RECLAIM THE RAINBOW!

 
Eine Intervention zum Christopher Street Day 2003

Im Frühjahr hingen Regenbogenfahnen aus Fenstern und von Balkonen. "So viel Bekenntnisdrang, da wird mir ganz schwummrig!", werden all jene gedacht haben, die sich, wie auch immer, zur queer community rechnen. Aber die Fahne sah genauer betrachtet ein wenig anders aus, als jene altbekannte. Sie besitzt einen zusätzlichen Streifen in türkis und die Buchstaben P, A, C und E sind mit weißem Stoff draufgenäht. Für Frieden also, auf italienisch. Und wer ist nicht für Frieden? Aber fangen wir von vorne an.

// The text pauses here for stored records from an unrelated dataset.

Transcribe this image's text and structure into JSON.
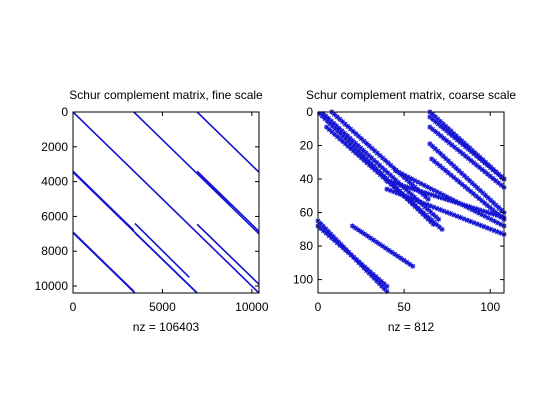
{
  "colors": {
    "marker": "#1414d2",
    "axis": "#000000",
    "background": "#ffffff"
  },
  "chart_data": [
    {
      "type": "scatter",
      "title": "Schur complement matrix, fine scale",
      "xlabel": "nz = 106403",
      "xlim": [
        0,
        10400
      ],
      "ylim": [
        0,
        10400
      ],
      "y_reversed": true,
      "xticks": [
        0,
        5000,
        10000
      ],
      "yticks": [
        0,
        2000,
        4000,
        6000,
        8000,
        10000
      ],
      "series": [
        {
          "x": [
            [
              0,
              3460
            ],
            [
              0,
              10400
            ],
            [
              0,
              3400
            ],
            [
              3400,
              10400
            ],
            [
              0,
              6940
            ],
            [
              6940,
              10400
            ],
            [
              3460,
              6940
            ],
            [
              6940,
              10400
            ],
            [
              3460,
              6500
            ],
            [
              6940,
              10400
            ],
            [
              0,
              3400
            ],
            [
              6940,
              8800
            ]
          ],
          "y": [
            [
              6940,
              10400
            ],
            [
              0,
              10400
            ],
            [
              3400,
              6800
            ],
            [
              0,
              7000
            ],
            [
              3460,
              10400
            ],
            [
              0,
              3460
            ],
            [
              6940,
              10400
            ],
            [
              3400,
              6860
            ],
            [
              6400,
              9500
            ],
            [
              6450,
              9900
            ],
            [
              6900,
              10300
            ],
            [
              3460,
              5400
            ]
          ]
        }
      ]
    },
    {
      "type": "scatter",
      "title": "Schur complement matrix, coarse scale",
      "xlabel": "nz = 812",
      "xlim": [
        0,
        108
      ],
      "ylim": [
        0,
        108
      ],
      "y_reversed": true,
      "xticks": [
        0,
        50,
        100
      ],
      "yticks": [
        0,
        20,
        40,
        60,
        80,
        100
      ],
      "series": [
        {
          "x": [
            [
              1,
              67
            ],
            [
              3,
              70
            ],
            [
              5,
              72
            ],
            [
              8,
              64
            ],
            [
              0,
              40
            ],
            [
              0,
              40
            ],
            [
              20,
              55
            ],
            [
              45,
              108
            ],
            [
              40,
              108
            ],
            [
              40,
              108
            ],
            [
              65,
              108
            ],
            [
              65,
              108
            ],
            [
              65,
              108
            ],
            [
              65,
              108
            ],
            [
              66,
              108
            ]
          ],
          "y": [
            [
              1,
              67
            ],
            [
              1,
              64
            ],
            [
              9,
              70
            ],
            [
              0,
              52
            ],
            [
              65,
              107
            ],
            [
              68,
              104
            ],
            [
              68,
              92
            ],
            [
              35,
              68
            ],
            [
              41,
              63
            ],
            [
              46,
              73
            ],
            [
              0,
              40
            ],
            [
              3,
              40
            ],
            [
              9,
              45
            ],
            [
              19,
              60
            ],
            [
              28,
              64
            ]
          ]
        }
      ]
    }
  ]
}
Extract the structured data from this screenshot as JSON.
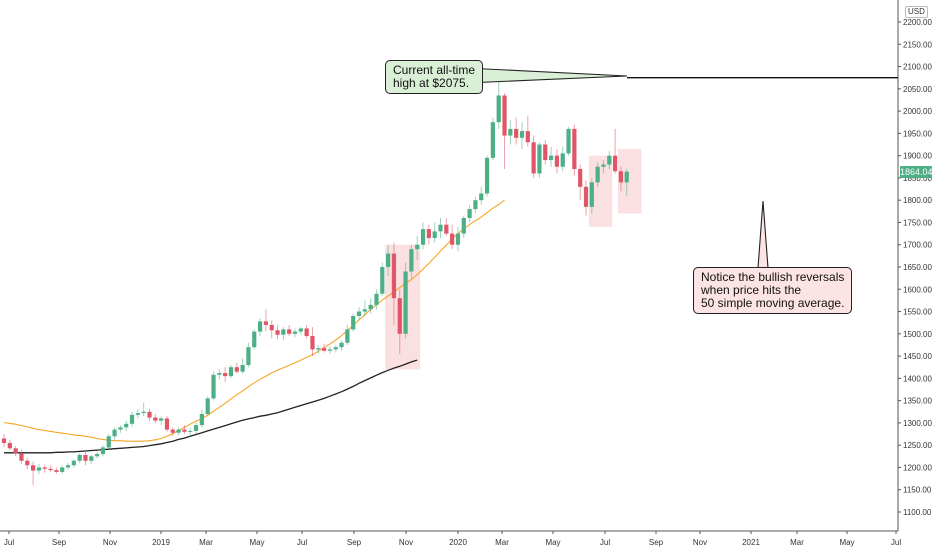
{
  "chart_data": {
    "type": "candlestick",
    "currency_badge": "USD",
    "last_price_label": "1864.04",
    "colors": {
      "up": "#4caf86",
      "down": "#e05567",
      "ma50": "#f5a623",
      "ma200": "#222222",
      "ath_line": "#111111",
      "highlight": "#f6c7c7",
      "price_tag": "#4caf86"
    },
    "y_ticks": [
      "2200.00",
      "2150.00",
      "2100.00",
      "2050.00",
      "2000.00",
      "1950.00",
      "1900.00",
      "1850.00",
      "1800.00",
      "1750.00",
      "1700.00",
      "1650.00",
      "1600.00",
      "1550.00",
      "1500.00",
      "1450.00",
      "1400.00",
      "1350.00",
      "1300.00",
      "1250.00",
      "1200.00",
      "1150.00",
      "1100.00"
    ],
    "x_ticks": [
      "Jul",
      "Sep",
      "Nov",
      "2019",
      "Mar",
      "May",
      "Jul",
      "Sep",
      "Nov",
      "2020",
      "Mar",
      "May",
      "Jul",
      "Sep",
      "Nov",
      "2021",
      "Mar",
      "May",
      "Jul"
    ],
    "ylim": [
      1070,
      2235
    ],
    "all_time_high": 2075,
    "candles": [
      {
        "o": 1265,
        "h": 1275,
        "l": 1245,
        "c": 1255
      },
      {
        "o": 1255,
        "h": 1262,
        "l": 1238,
        "c": 1243
      },
      {
        "o": 1243,
        "h": 1248,
        "l": 1225,
        "c": 1232
      },
      {
        "o": 1232,
        "h": 1240,
        "l": 1208,
        "c": 1215
      },
      {
        "o": 1215,
        "h": 1222,
        "l": 1196,
        "c": 1205
      },
      {
        "o": 1205,
        "h": 1213,
        "l": 1160,
        "c": 1193
      },
      {
        "o": 1193,
        "h": 1208,
        "l": 1185,
        "c": 1200
      },
      {
        "o": 1200,
        "h": 1206,
        "l": 1188,
        "c": 1197
      },
      {
        "o": 1197,
        "h": 1204,
        "l": 1190,
        "c": 1194
      },
      {
        "o": 1194,
        "h": 1200,
        "l": 1186,
        "c": 1190
      },
      {
        "o": 1190,
        "h": 1204,
        "l": 1186,
        "c": 1200
      },
      {
        "o": 1200,
        "h": 1210,
        "l": 1195,
        "c": 1205
      },
      {
        "o": 1205,
        "h": 1218,
        "l": 1200,
        "c": 1215
      },
      {
        "o": 1215,
        "h": 1233,
        "l": 1210,
        "c": 1228
      },
      {
        "o": 1228,
        "h": 1240,
        "l": 1205,
        "c": 1215
      },
      {
        "o": 1215,
        "h": 1228,
        "l": 1208,
        "c": 1225
      },
      {
        "o": 1225,
        "h": 1236,
        "l": 1220,
        "c": 1230
      },
      {
        "o": 1230,
        "h": 1250,
        "l": 1225,
        "c": 1245
      },
      {
        "o": 1245,
        "h": 1275,
        "l": 1240,
        "c": 1270
      },
      {
        "o": 1270,
        "h": 1290,
        "l": 1262,
        "c": 1285
      },
      {
        "o": 1285,
        "h": 1295,
        "l": 1278,
        "c": 1290
      },
      {
        "o": 1290,
        "h": 1305,
        "l": 1282,
        "c": 1298
      },
      {
        "o": 1298,
        "h": 1325,
        "l": 1292,
        "c": 1318
      },
      {
        "o": 1318,
        "h": 1330,
        "l": 1310,
        "c": 1322
      },
      {
        "o": 1322,
        "h": 1345,
        "l": 1315,
        "c": 1325
      },
      {
        "o": 1325,
        "h": 1332,
        "l": 1305,
        "c": 1312
      },
      {
        "o": 1312,
        "h": 1320,
        "l": 1300,
        "c": 1305
      },
      {
        "o": 1305,
        "h": 1315,
        "l": 1295,
        "c": 1310
      },
      {
        "o": 1310,
        "h": 1315,
        "l": 1280,
        "c": 1285
      },
      {
        "o": 1285,
        "h": 1290,
        "l": 1270,
        "c": 1278
      },
      {
        "o": 1278,
        "h": 1290,
        "l": 1272,
        "c": 1285
      },
      {
        "o": 1285,
        "h": 1295,
        "l": 1275,
        "c": 1280
      },
      {
        "o": 1280,
        "h": 1288,
        "l": 1270,
        "c": 1282
      },
      {
        "o": 1282,
        "h": 1300,
        "l": 1276,
        "c": 1295
      },
      {
        "o": 1295,
        "h": 1330,
        "l": 1290,
        "c": 1320
      },
      {
        "o": 1320,
        "h": 1360,
        "l": 1315,
        "c": 1355
      },
      {
        "o": 1355,
        "h": 1415,
        "l": 1350,
        "c": 1408
      },
      {
        "o": 1408,
        "h": 1420,
        "l": 1398,
        "c": 1412
      },
      {
        "o": 1412,
        "h": 1425,
        "l": 1392,
        "c": 1405
      },
      {
        "o": 1405,
        "h": 1430,
        "l": 1400,
        "c": 1425
      },
      {
        "o": 1425,
        "h": 1435,
        "l": 1410,
        "c": 1415
      },
      {
        "o": 1415,
        "h": 1445,
        "l": 1410,
        "c": 1430
      },
      {
        "o": 1430,
        "h": 1480,
        "l": 1425,
        "c": 1470
      },
      {
        "o": 1470,
        "h": 1510,
        "l": 1465,
        "c": 1505
      },
      {
        "o": 1505,
        "h": 1535,
        "l": 1495,
        "c": 1528
      },
      {
        "o": 1528,
        "h": 1555,
        "l": 1505,
        "c": 1520
      },
      {
        "o": 1520,
        "h": 1530,
        "l": 1490,
        "c": 1508
      },
      {
        "o": 1508,
        "h": 1520,
        "l": 1488,
        "c": 1498
      },
      {
        "o": 1498,
        "h": 1515,
        "l": 1485,
        "c": 1510
      },
      {
        "o": 1510,
        "h": 1520,
        "l": 1495,
        "c": 1500
      },
      {
        "o": 1500,
        "h": 1512,
        "l": 1492,
        "c": 1505
      },
      {
        "o": 1505,
        "h": 1515,
        "l": 1498,
        "c": 1512
      },
      {
        "o": 1512,
        "h": 1520,
        "l": 1490,
        "c": 1495
      },
      {
        "o": 1495,
        "h": 1515,
        "l": 1450,
        "c": 1465
      },
      {
        "o": 1465,
        "h": 1475,
        "l": 1455,
        "c": 1468
      },
      {
        "o": 1468,
        "h": 1478,
        "l": 1458,
        "c": 1462
      },
      {
        "o": 1462,
        "h": 1472,
        "l": 1455,
        "c": 1465
      },
      {
        "o": 1465,
        "h": 1475,
        "l": 1458,
        "c": 1470
      },
      {
        "o": 1470,
        "h": 1485,
        "l": 1462,
        "c": 1480
      },
      {
        "o": 1480,
        "h": 1520,
        "l": 1475,
        "c": 1510
      },
      {
        "o": 1510,
        "h": 1545,
        "l": 1505,
        "c": 1540
      },
      {
        "o": 1540,
        "h": 1560,
        "l": 1530,
        "c": 1550
      },
      {
        "o": 1550,
        "h": 1575,
        "l": 1540,
        "c": 1555
      },
      {
        "o": 1555,
        "h": 1580,
        "l": 1545,
        "c": 1565
      },
      {
        "o": 1565,
        "h": 1600,
        "l": 1555,
        "c": 1590
      },
      {
        "o": 1590,
        "h": 1660,
        "l": 1585,
        "c": 1650
      },
      {
        "o": 1650,
        "h": 1700,
        "l": 1630,
        "c": 1680
      },
      {
        "o": 1680,
        "h": 1705,
        "l": 1520,
        "c": 1580
      },
      {
        "o": 1580,
        "h": 1600,
        "l": 1455,
        "c": 1500
      },
      {
        "o": 1500,
        "h": 1660,
        "l": 1490,
        "c": 1640
      },
      {
        "o": 1640,
        "h": 1700,
        "l": 1625,
        "c": 1690
      },
      {
        "o": 1690,
        "h": 1720,
        "l": 1665,
        "c": 1700
      },
      {
        "o": 1700,
        "h": 1750,
        "l": 1690,
        "c": 1735
      },
      {
        "o": 1735,
        "h": 1745,
        "l": 1700,
        "c": 1715
      },
      {
        "o": 1715,
        "h": 1750,
        "l": 1705,
        "c": 1730
      },
      {
        "o": 1730,
        "h": 1760,
        "l": 1715,
        "c": 1745
      },
      {
        "o": 1745,
        "h": 1760,
        "l": 1720,
        "c": 1725
      },
      {
        "o": 1725,
        "h": 1745,
        "l": 1690,
        "c": 1700
      },
      {
        "o": 1700,
        "h": 1740,
        "l": 1685,
        "c": 1725
      },
      {
        "o": 1725,
        "h": 1765,
        "l": 1715,
        "c": 1760
      },
      {
        "o": 1760,
        "h": 1790,
        "l": 1750,
        "c": 1780
      },
      {
        "o": 1780,
        "h": 1808,
        "l": 1772,
        "c": 1800
      },
      {
        "o": 1800,
        "h": 1830,
        "l": 1790,
        "c": 1815
      },
      {
        "o": 1815,
        "h": 1900,
        "l": 1808,
        "c": 1895
      },
      {
        "o": 1895,
        "h": 1985,
        "l": 1890,
        "c": 1975
      },
      {
        "o": 1975,
        "h": 2075,
        "l": 1960,
        "c": 2035
      },
      {
        "o": 2035,
        "h": 2040,
        "l": 1870,
        "c": 1945
      },
      {
        "o": 1945,
        "h": 1980,
        "l": 1925,
        "c": 1960
      },
      {
        "o": 1960,
        "h": 1985,
        "l": 1925,
        "c": 1940
      },
      {
        "o": 1940,
        "h": 1975,
        "l": 1915,
        "c": 1955
      },
      {
        "o": 1955,
        "h": 1990,
        "l": 1920,
        "c": 1930
      },
      {
        "o": 1930,
        "h": 1945,
        "l": 1850,
        "c": 1860
      },
      {
        "o": 1860,
        "h": 1930,
        "l": 1850,
        "c": 1925
      },
      {
        "o": 1925,
        "h": 1935,
        "l": 1880,
        "c": 1890
      },
      {
        "o": 1890,
        "h": 1920,
        "l": 1875,
        "c": 1900
      },
      {
        "o": 1900,
        "h": 1915,
        "l": 1860,
        "c": 1875
      },
      {
        "o": 1875,
        "h": 1920,
        "l": 1865,
        "c": 1905
      },
      {
        "o": 1905,
        "h": 1965,
        "l": 1900,
        "c": 1960
      },
      {
        "o": 1960,
        "h": 1970,
        "l": 1855,
        "c": 1870
      },
      {
        "o": 1870,
        "h": 1880,
        "l": 1800,
        "c": 1830
      },
      {
        "o": 1830,
        "h": 1845,
        "l": 1765,
        "c": 1785
      },
      {
        "o": 1785,
        "h": 1850,
        "l": 1770,
        "c": 1840
      },
      {
        "o": 1840,
        "h": 1885,
        "l": 1830,
        "c": 1875
      },
      {
        "o": 1875,
        "h": 1890,
        "l": 1860,
        "c": 1880
      },
      {
        "o": 1880,
        "h": 1910,
        "l": 1870,
        "c": 1900
      },
      {
        "o": 1900,
        "h": 1960,
        "l": 1860,
        "c": 1865
      },
      {
        "o": 1865,
        "h": 1875,
        "l": 1820,
        "c": 1840
      },
      {
        "o": 1840,
        "h": 1870,
        "l": 1810,
        "c": 1864
      }
    ],
    "ma50": [
      1301,
      1299,
      1297,
      1294,
      1291,
      1288,
      1285,
      1283,
      1281,
      1279,
      1277,
      1275,
      1273,
      1272,
      1270,
      1268,
      1265,
      1263,
      1261,
      1260,
      1260,
      1259,
      1259,
      1259,
      1259,
      1260,
      1262,
      1265,
      1270,
      1276,
      1283,
      1290,
      1297,
      1304,
      1310,
      1317,
      1326,
      1335,
      1344,
      1354,
      1363,
      1372,
      1381,
      1390,
      1398,
      1405,
      1412,
      1418,
      1424,
      1429,
      1435,
      1441,
      1447,
      1453,
      1461,
      1469,
      1477,
      1486,
      1496,
      1507,
      1519,
      1531,
      1543,
      1555,
      1565,
      1576,
      1585,
      1594,
      1604,
      1613,
      1622,
      1633,
      1645,
      1658,
      1672,
      1686,
      1699,
      1713,
      1725,
      1736,
      1745,
      1754,
      1762,
      1772,
      1782,
      1790,
      1800
    ],
    "ma200": [
      1233,
      1233,
      1233,
      1233,
      1233,
      1233,
      1233,
      1233,
      1233,
      1234,
      1234,
      1235,
      1235,
      1236,
      1237,
      1238,
      1239,
      1240,
      1241,
      1242,
      1243,
      1244,
      1245,
      1246,
      1247,
      1249,
      1251,
      1253,
      1256,
      1259,
      1263,
      1266,
      1270,
      1274,
      1278,
      1282,
      1286,
      1290,
      1294,
      1298,
      1302,
      1306,
      1309,
      1312,
      1315,
      1317,
      1320,
      1323,
      1327,
      1331,
      1335,
      1339,
      1343,
      1347,
      1351,
      1355,
      1360,
      1365,
      1370,
      1376,
      1382,
      1389,
      1395,
      1401,
      1407,
      1413,
      1418,
      1423,
      1427,
      1432,
      1437,
      1441
    ],
    "annotations": [
      {
        "text": "Current all-time\nhigh at $2075."
      },
      {
        "text": "Notice the bullish reversals\nwhen price hits the\n50 simple moving average."
      }
    ]
  }
}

Alex Zanotelli, 65, ist katholischer Priester, der Mann des Vatikans in den Reihen der alternativen Linken Europas und ein prominentes Aushängeschild der Anti-Globalisierungsbewegung in Italien, wo er gemeinsam mit Auschwitz-Relativierern wie Noam Chomsky auftritt, dem amerikanischen Stichwortgeber der No-globals. Im Rahmen des Europäischen Sozialforums der Anti-Globalisierungsbewegung im September 2002 initiierten die Missionare um Zanotelli in verschiedenen italienischen Städten Demonstrationen unter dem an George Orwell gemahnenden Kampagnenmotto "Giubileo degli oppressi" - Jubelfeier der Unterdrückten. Auf einer dieser Veranstaltungen, so berichteten italienische Medien später, wurde erstmalig die Überlegung diskutiert, eine abgewandelte Regenbogenfahne für politische Stellungnahmen zum gegenwärtigen Krieg zu verwenden. Doch ob Zanotelli selbst der Erfinder war, darüber streiten sich die journalistischen Legendenschreiber: Während die "Agenzia Giornalistica Italia" die Idee auf ihn selbst zurückführte, schrieb die italienische Ausgabe des International Herald Tribune sie dem Neffen eines der teilnehmenden Xaverianer-Missionare zu: "Wir sollten eine Kampagne starten und sie ,Frieden von jedem Balkon' nennen ... Die Kampagne fiel in der Öffentlichkeit auf fruchtbaren Boden. Dabei half es, dass die Fahnen ästhetisch ansprechend sind und eine positive Aussage transportieren."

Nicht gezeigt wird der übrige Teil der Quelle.